La résilience, «un concept un peu vide»
«C’est comme arriver avec le gâteau avant d’avoir mis des ingrédients dedans», analyse François Rocher.
Pour ce dernier, puisque le niveau de confiance des citoyens baisse, «on ne peut pas arriver avec une solution en disant que l’on met sa confiance à l’endroit des institutions. On ne peut pas dire “on va faire confiance aux gens pour qu’ils partagent le vrai du faux” si on est sous une pluie de faussetés [de désinformation, NDLR]. Il faut commencer par ouvrir le parapluie».
La résilience démocratique est «un concept un peu vide», insiste François Rocher. «Ça [laisse croire] que les citoyens sont un peu responsables de leur propre sort et ça donne lieu à toutes sortes de dérives.»
Définir l’ingérence pour mieux s’y attaquer
La question de la définition de l’ingérence étrangère a aussi créé un obstacle lors de ce premier panel d’experts. Même si elle a déjà été définie par la Commission.
Qu’est-ce que l’ingérence étrangère?
«Les activités influencées par l’étranger qui sont des menaces envers la sécurité du Canada sont celles : qui touchent le Canada ou s’y déroulent, qui sont préjudiciables à ses intérêts, qui sont de nature clandestine ou trompeuse ou comportent des menaces envers quiconque», définit la commissaire Marie-Josée Hogues, qui mène l’Enquête publique sur l’ingérence étrangère, dans son rapport initial.
Pour le professeur de philosophie de l’Université de Warwick au Royaume-Uni, Qassim Cassam, il faut absolument une définition de l’ingérence étrangère «facile à comprendre pour être utilisable», afin de se doter d’un cadre de travail fiable.
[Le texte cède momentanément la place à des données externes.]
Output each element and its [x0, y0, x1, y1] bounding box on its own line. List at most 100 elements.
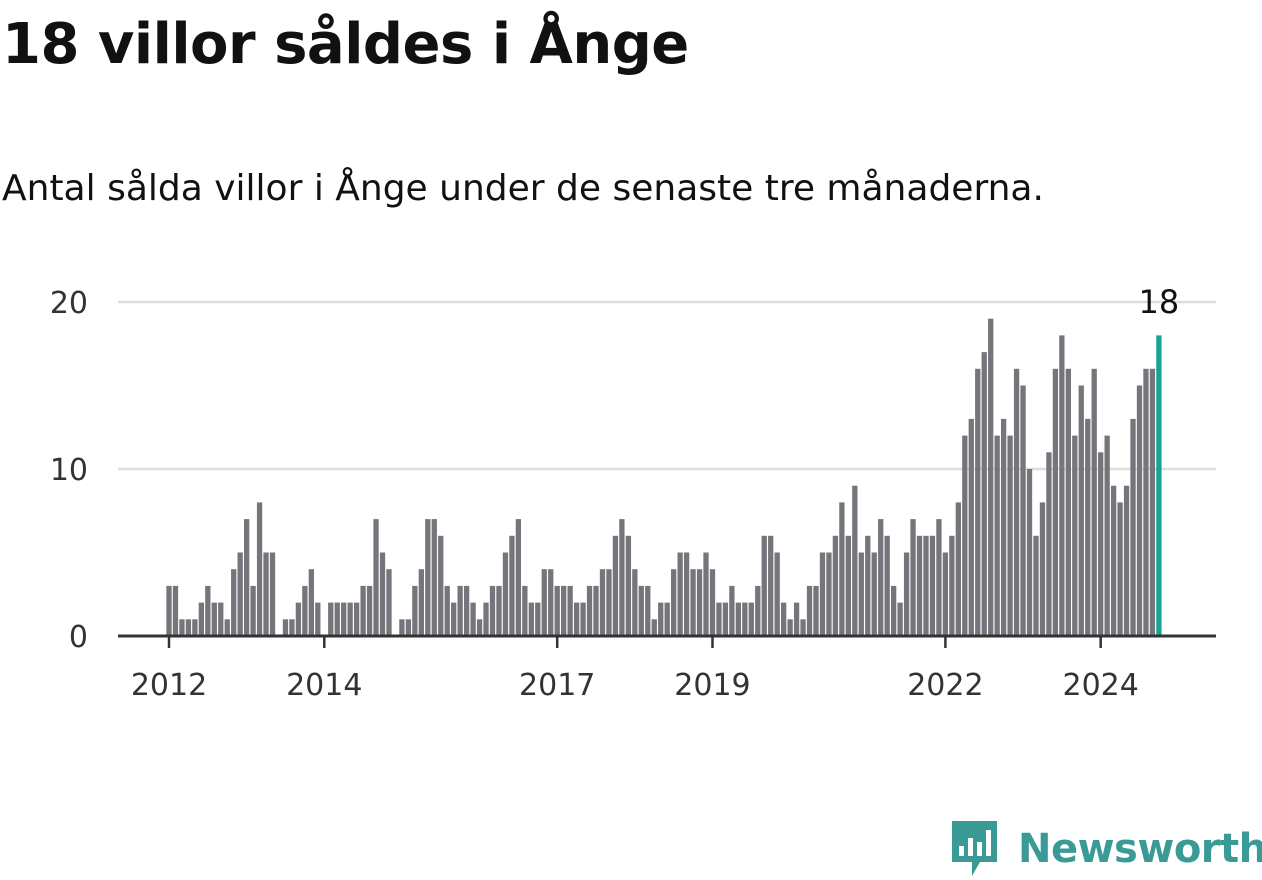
- bar: [664, 602, 670, 636]
- bar: [1098, 452, 1104, 636]
- bar: [599, 569, 606, 636]
- y-tick-label: 10: [50, 453, 88, 488]
- bar: [865, 535, 871, 636]
- bar: [936, 519, 942, 636]
- bar: [1149, 368, 1156, 636]
- bar: [845, 535, 851, 636]
- bar: [237, 552, 243, 636]
- bar: [328, 602, 334, 636]
- bar: [890, 585, 897, 636]
- bar: [593, 585, 599, 636]
- bar: [554, 585, 560, 636]
- x-tick-label: 2012: [131, 668, 207, 703]
- axes: [118, 634, 1216, 648]
- bar: [774, 552, 780, 636]
- bar: [1117, 502, 1123, 636]
- bar: [1136, 385, 1143, 636]
- chart-subtitle: Antal sålda villor i Ånge under de senas…: [2, 168, 1044, 209]
- bar: [658, 602, 664, 636]
- x-tick-label: 2024: [1063, 668, 1139, 703]
- bar: [502, 552, 509, 636]
- bar: [515, 519, 522, 636]
- bar: [1123, 485, 1130, 636]
- bar: [243, 519, 250, 636]
- bar: [606, 569, 612, 636]
- bar: [263, 552, 269, 636]
- bar: [988, 318, 994, 636]
- bar: [573, 602, 580, 636]
- bar: [962, 435, 968, 636]
- bar: [205, 585, 211, 636]
- bar: [334, 602, 340, 636]
- data-label-latest: 18: [1139, 283, 1180, 321]
- bar: [438, 535, 444, 636]
- x-tick-label: 2022: [907, 668, 983, 703]
- bar: [781, 602, 787, 636]
- bar: [955, 502, 961, 636]
- bar: [341, 602, 347, 636]
- bar: [703, 552, 709, 636]
- newsworthy-logo[interactable]: Newsworthy: [950, 818, 1262, 880]
- bar: [315, 602, 321, 636]
- bar: [256, 502, 263, 636]
- bar: [1104, 435, 1110, 636]
- bar: [1039, 502, 1046, 636]
- bar: [451, 602, 457, 636]
- bar: [1007, 435, 1013, 636]
- bar: [806, 585, 813, 636]
- bar: [748, 602, 754, 636]
- x-tick-label: 2014: [286, 668, 362, 703]
- bar: [269, 552, 276, 636]
- bar: [761, 535, 767, 636]
- bar: [457, 585, 463, 636]
- bar: [632, 569, 638, 636]
- bar: [192, 619, 198, 636]
- bar: [716, 602, 722, 636]
- chart-title: 18 villor såldes i Ånge: [2, 12, 689, 77]
- bar: [366, 585, 373, 636]
- bar: [548, 569, 554, 636]
- bar: [735, 602, 742, 636]
- x-tick-label: 2017: [519, 668, 595, 703]
- bar: [910, 519, 916, 636]
- bar: [353, 602, 360, 636]
- bar: [696, 569, 703, 636]
- bar: [968, 418, 974, 636]
- bar: [1078, 385, 1084, 636]
- bar: [612, 535, 619, 636]
- bar: [586, 585, 593, 636]
- bar: [1059, 335, 1065, 636]
- bar: [379, 552, 386, 636]
- bars: [166, 318, 1162, 636]
- bar: [858, 552, 864, 636]
- bar: [231, 569, 237, 636]
- bar: [185, 619, 192, 636]
- bar: [295, 602, 302, 636]
- bar: [282, 619, 289, 636]
- bar: [677, 552, 683, 636]
- logo-text: Newsworthy: [1018, 826, 1262, 872]
- bar: [787, 619, 793, 636]
- bar: [813, 585, 819, 636]
- bar: [483, 602, 489, 636]
- bar: [1052, 368, 1059, 636]
- bar: [444, 585, 450, 636]
- bar: [645, 585, 651, 636]
- bar: [671, 569, 677, 636]
- bar: [1085, 418, 1091, 636]
- bar: [360, 585, 366, 636]
- bar: [250, 585, 256, 636]
- bar: [1143, 368, 1149, 636]
- bar: [871, 552, 877, 636]
- bar: [211, 602, 217, 636]
- bar: [373, 519, 379, 636]
- bar: [1072, 435, 1078, 636]
- bar: [832, 535, 839, 636]
- y-tick-label: 0: [69, 620, 88, 655]
- bar: [1000, 418, 1007, 636]
- bar: [412, 585, 418, 636]
- x-tick-label: 2019: [674, 668, 750, 703]
- bar: [755, 585, 761, 636]
- bar-highlight: [1156, 335, 1162, 636]
- bar: [638, 585, 644, 636]
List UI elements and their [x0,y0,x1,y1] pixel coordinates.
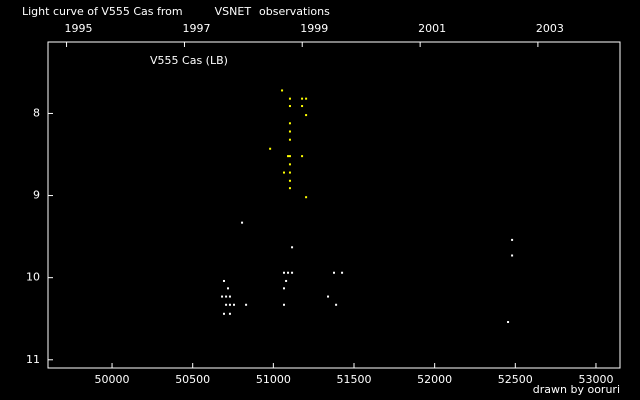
data-point [333,271,335,274]
data-point [301,97,304,100]
data-point [305,114,308,117]
data-point [288,179,291,182]
credit: drawn by ooruri [533,383,620,396]
y-tick-label: 8 [33,106,40,119]
data-point [511,254,514,257]
data-point [228,312,231,315]
data-point [327,295,330,298]
x2-tick-label: 1995 [65,22,93,35]
data-point [288,122,291,125]
data-point [288,130,291,133]
data-point [282,171,285,174]
x2-tick-label: 1997 [182,22,210,35]
chart-title: Light curve of V555 Cas from [22,5,183,18]
data-point [221,295,224,298]
x2-tick-label: 1999 [300,22,328,35]
data-point [288,163,291,166]
data-point [227,287,230,290]
data-point [511,238,514,241]
x-tick-label: 53000 [578,373,613,386]
data-point [291,246,294,249]
data-point [269,147,272,150]
data-point [288,97,291,100]
data-point [285,279,288,282]
y-tick-label: 11 [26,353,40,366]
data-point [245,303,248,306]
chart-title: observations [259,5,330,18]
plot-frame [47,41,621,369]
data-point [282,271,285,274]
data-point [288,105,291,108]
data-point [301,105,304,108]
x-tick-label: 52000 [417,373,452,386]
data-point [287,271,290,274]
x-tick-label: 52500 [498,373,533,386]
data-point [232,303,235,306]
data-point [225,295,228,298]
data-point [222,312,225,315]
data-point [225,303,228,306]
data-point [222,279,225,282]
data-point [287,155,290,158]
x-tick-label: 50500 [175,373,210,386]
data-point [228,295,231,298]
x-tick-label: 50000 [95,373,130,386]
data-point [291,271,294,274]
data-point [241,221,244,224]
data-point [282,303,285,306]
star-label: V555 Cas (LB) [150,54,228,67]
data-point [228,303,231,306]
data-point [288,138,291,141]
data-point [282,287,285,290]
x-tick-label: 51000 [256,373,291,386]
chart-title: VSNET [215,5,252,18]
y-tick-label: 10 [26,271,40,284]
x2-tick-label: 2001 [418,22,446,35]
data-point [301,155,304,158]
data-point [305,97,308,100]
x-tick-label: 51500 [337,373,372,386]
y-tick-label: 9 [33,189,40,202]
data-point [305,196,308,199]
data-point [335,303,338,306]
data-point [281,89,284,92]
data-point [507,321,510,324]
data-point [288,187,291,190]
data-point [288,171,291,174]
data-point [288,155,291,158]
data-point [341,271,344,274]
x2-tick-label: 2003 [536,22,564,35]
Selon lui, cette définition inclut les «formes traditionnelles d’ingérence, mais aussi la forme moins traditionnelle, comme celle de la désinformation lors de campagnes électorales sur les médias sociaux, par exemple».
Avec une définition «on veut que nos filets attrapent les poissons que l’on veut, pas les poissons que l’on ne veut pas», illustre l’universitaire.
C’est tout l’inverse pour son collègue Hoi Kong, professeur et titulaire de la Chaire de la Très Honorable Beverley McLachlin en droit constitutionnel, à l’Université de la Colombie-Britannique. : «Il ne faut pas perdre du temps à définir l’ingérence mais se concentrer davantage sur le pourquoi de sa régulation et identifier les activités qui en font partie.»
Les panels sur d’autres thèmes qui seront tenus cette semaine aideront la Commissaire à bâtir son rapport, qui devra être déposé avant le 31 décembre.